Guthaben aus Riester-Verträgen, Darlehen aus öffentlicher Hand, wie Kredite der KfW-Bank, oder auch Baugeld vom Bürgermeister können den Kreditbedarf senken. Zusätzlich kann es weitere Zuschüsse geben. Wer die besonders für Familien mit Kindern lukrative Wohn-Riester-Förderung oder das Baukindergeld nicht für die Finanzierung nutzt, verschenkt mitunter eine fünfstellige Summe. Oberländers Tipp: „Käufer sollten sich im Vorfeld gezielt nach Zulagen und Förderungen erkundigen.“
Vorteil 1: Schnellere Tilgung
Im Jahr 2010 lagen die Hypothekenzinsen noch zwischen drei und vier Prozent, vor Ausbruch der weltweiten Finanzkrise im September 2008 lagen die Zinsen sogar noch um die fünf Prozent. Heute hingegen werden von den Baufinanzierern eher Zinssätze um die zwei Prozent oder sogar weniger aufgerufen. Zum Ende des vergangenen Jahrzehnts war auch meist der Tilgungssatz niedrig, zum Beispiel bei nur einem oder 1,5 Prozent, um die Monatsraten im Rahmen zu halten. Heute liegt die durchschnittliche Tilgung bei Neufinanzierungen bei knapp drei Prozent. Ich hatte mich für ein Prozent Tilgung entschieden. Bei gleichbleibenden Monatsraten verkürzt sich die Zeit bis zur vollständigen Rückzahlung eines Baudarlehens somit von damals 40 auf heute 27 Jahre bei drei Prozent Tilgung. Der Zeitpunkt, um die Kreditkosten zu senken und gleichzeitig die Tilgungsdauer zu verkürzen, ist somit besonders günstig.
Entscheidend für die Konditionen einer Anschlussfinanzierung sind zunächst die Höhe der Restschuld nach den ersten zehn Jahren sowie der dann taxierte Wert der Immobilie. Von diesen beiden Faktoren hängt der sogenannte Beleihungswert ab. Dieser gibt prozentual an, wie hoch die Kreditsumme im Verhältnis zum Immobilienwert ist. Muss die Bank etwa nur 50 Prozent des Immobilienwertes finanzieren, bietet sie wegen des geringeren Finanzierungsrisikos deutlich günstigere Konditionen als etwa bei einem Beleihungswert von 80 Prozent. Denn sollte der Kreditnehmer die Raten nicht mehr zahlen können, will die Bank die Immobilie verkaufen oder zwangsversteigern lassen, um die Restschuld aus dem Kreditvertrag zu begleichen. Dafür sichert sich die Bank eine erstrangige Grundschuld durch Eintrag in das Grundbuch.
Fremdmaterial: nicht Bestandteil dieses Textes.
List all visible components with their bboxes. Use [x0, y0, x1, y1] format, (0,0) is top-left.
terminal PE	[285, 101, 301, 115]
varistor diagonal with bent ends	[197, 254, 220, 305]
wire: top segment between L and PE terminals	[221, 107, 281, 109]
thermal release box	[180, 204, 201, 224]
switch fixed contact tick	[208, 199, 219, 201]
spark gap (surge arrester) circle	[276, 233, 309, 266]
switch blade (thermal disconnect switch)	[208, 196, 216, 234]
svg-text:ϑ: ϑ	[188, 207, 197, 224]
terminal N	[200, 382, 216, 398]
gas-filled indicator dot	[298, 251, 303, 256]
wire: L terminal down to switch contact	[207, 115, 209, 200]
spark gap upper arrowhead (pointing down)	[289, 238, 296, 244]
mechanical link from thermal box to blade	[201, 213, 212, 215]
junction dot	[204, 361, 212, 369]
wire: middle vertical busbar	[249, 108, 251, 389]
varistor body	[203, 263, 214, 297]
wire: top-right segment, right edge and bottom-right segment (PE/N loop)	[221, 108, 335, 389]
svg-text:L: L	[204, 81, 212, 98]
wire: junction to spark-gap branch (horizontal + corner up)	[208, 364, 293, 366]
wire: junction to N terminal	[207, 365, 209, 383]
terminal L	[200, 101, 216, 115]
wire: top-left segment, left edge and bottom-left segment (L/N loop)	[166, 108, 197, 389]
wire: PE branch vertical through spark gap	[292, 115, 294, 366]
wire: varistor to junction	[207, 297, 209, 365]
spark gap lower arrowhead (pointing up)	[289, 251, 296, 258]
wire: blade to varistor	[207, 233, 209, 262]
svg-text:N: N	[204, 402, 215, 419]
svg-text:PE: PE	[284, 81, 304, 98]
Vorteil 2: Niedrigere Beleihung – weniger Zinsen und neue Kreditspielräume
Die Bank kann also niedrigere Zinsen bieten. Alternativ dazu eröffnet die niedrigere Beleihung aber auch neue Kreditspielräume, etwa für Modernisierungen oder Umbauten. Banken stehen dem in der Regel offen gegenüber, wenn sich dadurch der Wert der Immobilie erhöht. Denkbar sind etwa barrierefreie Umbauten, Wohnraumerweiterungen oder Maßnahmen zur Steigerung der Energieeffizienz.
Grundsätzlich dürfen Darlehensnehmer einen Baukredit nach Ablauf von zehn Jahren jederzeit mit sechsmonatiger Kündigungsfrist kündigen, auch wenn der Vertrag samt Zinsbindung eigentlich noch viele Jahre läuft. Sie müssen ihn dann zwar auf einen Schlag zurückzahlen, allerdings darf die Bank dann keine Extrakosten oder -gebühren wie etwa eine Vorfälligkeitsentschädigung verlangen, das ist gesetzlich geregelt (§ 489 BGB).